Lucky for me, he preferred the baked version… which is super quick and simple! Just pop them in the oven for 20 minutes, turning once halfway through. Pan fried is simple as well, but just takes some more attention. I tried both and I like the saltiness of the pan-fried (because I added butter), but the baked is probably a little healthier and tastes just as good!
In the end, this recipe made 24 baked Tater-Tots and 12 pan fried. With the abundance of tots, I decided to freeze our leftovers. I popped two in the microwave this morning to add into my son’s eggs and they tasted just as good, if not better, than yesterday! I love recipes that I can make ahead of time and freeze. Don’t you? Enjoy!!
To Print:
- 2 Russet Potatoes, steamed
- 1 head Broccoli (florets only) chopped
- 2 Eggs, lightly beaten
- ¼ cup Sweet Onion, minced
- 1 Garlic clove, minced
- 1 cup Cheddar, shredded
- ¼ cup Italian Breadcrumbs
- ¼ cup Parmesan Cheese, grated
- S+P to taste (about ½ tsp each)
- Preheat the oven to 400 degrees and line your baking sheet with parchment paper.

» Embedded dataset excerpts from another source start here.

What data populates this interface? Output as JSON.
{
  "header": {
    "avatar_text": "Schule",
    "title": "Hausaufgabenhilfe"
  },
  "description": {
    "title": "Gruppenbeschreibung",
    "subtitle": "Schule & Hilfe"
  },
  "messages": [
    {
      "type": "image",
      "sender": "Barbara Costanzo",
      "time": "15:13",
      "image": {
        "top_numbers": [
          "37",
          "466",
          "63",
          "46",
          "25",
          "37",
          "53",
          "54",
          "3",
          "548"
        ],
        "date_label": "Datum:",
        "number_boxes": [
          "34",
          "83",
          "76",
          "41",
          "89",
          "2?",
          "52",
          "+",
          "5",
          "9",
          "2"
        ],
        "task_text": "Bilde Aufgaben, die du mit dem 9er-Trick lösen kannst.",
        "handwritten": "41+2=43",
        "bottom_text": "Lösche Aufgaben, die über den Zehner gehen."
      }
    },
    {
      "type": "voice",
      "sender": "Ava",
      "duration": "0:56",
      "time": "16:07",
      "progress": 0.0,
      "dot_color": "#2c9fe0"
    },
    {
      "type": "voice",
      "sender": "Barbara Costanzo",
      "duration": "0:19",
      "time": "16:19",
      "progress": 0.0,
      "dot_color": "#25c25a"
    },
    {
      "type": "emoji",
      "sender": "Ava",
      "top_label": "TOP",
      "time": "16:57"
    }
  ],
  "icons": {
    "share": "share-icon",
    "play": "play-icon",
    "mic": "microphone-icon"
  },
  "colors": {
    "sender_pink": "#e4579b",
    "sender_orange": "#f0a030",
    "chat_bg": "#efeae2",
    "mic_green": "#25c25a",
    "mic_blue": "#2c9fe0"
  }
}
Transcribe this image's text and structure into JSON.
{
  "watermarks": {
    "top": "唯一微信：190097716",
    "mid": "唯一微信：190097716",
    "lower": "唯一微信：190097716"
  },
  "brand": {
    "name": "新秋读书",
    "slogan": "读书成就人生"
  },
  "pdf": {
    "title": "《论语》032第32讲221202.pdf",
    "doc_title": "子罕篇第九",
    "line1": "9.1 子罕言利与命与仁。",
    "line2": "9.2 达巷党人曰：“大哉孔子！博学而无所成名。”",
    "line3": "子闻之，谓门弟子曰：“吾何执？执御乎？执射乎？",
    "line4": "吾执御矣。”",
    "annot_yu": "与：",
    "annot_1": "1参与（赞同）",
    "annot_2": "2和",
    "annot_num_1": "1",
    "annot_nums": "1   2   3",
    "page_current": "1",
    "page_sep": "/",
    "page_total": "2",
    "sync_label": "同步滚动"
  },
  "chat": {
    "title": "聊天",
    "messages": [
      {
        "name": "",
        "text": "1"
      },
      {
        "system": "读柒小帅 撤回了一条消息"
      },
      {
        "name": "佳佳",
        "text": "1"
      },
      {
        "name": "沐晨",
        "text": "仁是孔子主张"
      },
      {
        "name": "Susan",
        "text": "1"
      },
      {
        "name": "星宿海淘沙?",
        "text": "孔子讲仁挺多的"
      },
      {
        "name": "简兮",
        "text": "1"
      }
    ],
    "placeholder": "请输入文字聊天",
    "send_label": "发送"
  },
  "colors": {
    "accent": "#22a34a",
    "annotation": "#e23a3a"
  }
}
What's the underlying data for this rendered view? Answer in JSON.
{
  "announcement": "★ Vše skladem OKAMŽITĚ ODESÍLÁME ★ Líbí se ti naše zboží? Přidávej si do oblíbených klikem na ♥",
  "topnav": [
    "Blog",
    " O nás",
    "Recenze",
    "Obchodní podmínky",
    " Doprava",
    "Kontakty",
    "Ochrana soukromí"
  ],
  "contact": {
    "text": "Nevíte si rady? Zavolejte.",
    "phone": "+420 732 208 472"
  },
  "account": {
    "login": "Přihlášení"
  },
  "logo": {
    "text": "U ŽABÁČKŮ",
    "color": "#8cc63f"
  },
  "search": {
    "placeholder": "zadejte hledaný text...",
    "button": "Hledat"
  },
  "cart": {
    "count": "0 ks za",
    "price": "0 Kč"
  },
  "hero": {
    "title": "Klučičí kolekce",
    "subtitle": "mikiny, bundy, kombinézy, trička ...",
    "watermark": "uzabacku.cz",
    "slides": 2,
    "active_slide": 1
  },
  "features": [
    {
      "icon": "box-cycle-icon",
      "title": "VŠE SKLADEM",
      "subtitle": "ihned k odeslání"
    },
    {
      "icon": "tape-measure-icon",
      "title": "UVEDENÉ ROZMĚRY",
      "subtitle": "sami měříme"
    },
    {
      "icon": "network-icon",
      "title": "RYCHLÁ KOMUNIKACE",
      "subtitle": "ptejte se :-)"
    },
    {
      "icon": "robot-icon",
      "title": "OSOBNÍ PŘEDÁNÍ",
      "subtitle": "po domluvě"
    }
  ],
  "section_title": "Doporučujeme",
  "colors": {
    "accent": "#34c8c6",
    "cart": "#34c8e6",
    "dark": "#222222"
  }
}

- Chop your Broccoli and then add your steamed potatoes. Mash together.
- While your potato mash is still hot, mix in your Garlic, Onion, Cheddar, S+P. Mix well. Once mixed, pour in your Eggs and mix everyone together again.
- Place your Breadcrumbs and Parmesan together in a bowl. Mix until blended.
- Take a small spoon or melon baller and make your tater-tots. Mine were the size of the middle of my palm. You can make them any size you prefer (just remember that larger ones may need a little more cooking time). Roll the tots in your breadcrumb mixture and place on Parchment paper. Bake for 20 minutes, turning once halfway in between. Serve warm.
- Some great mix-in ideas are: Bacon, Sour cream, Chives, shredded Carrots and Peas! Also, mix up your cheeses and try something other than Cheddar! These pictures were a mix of White and Yellow Cheddar. Mmmmm.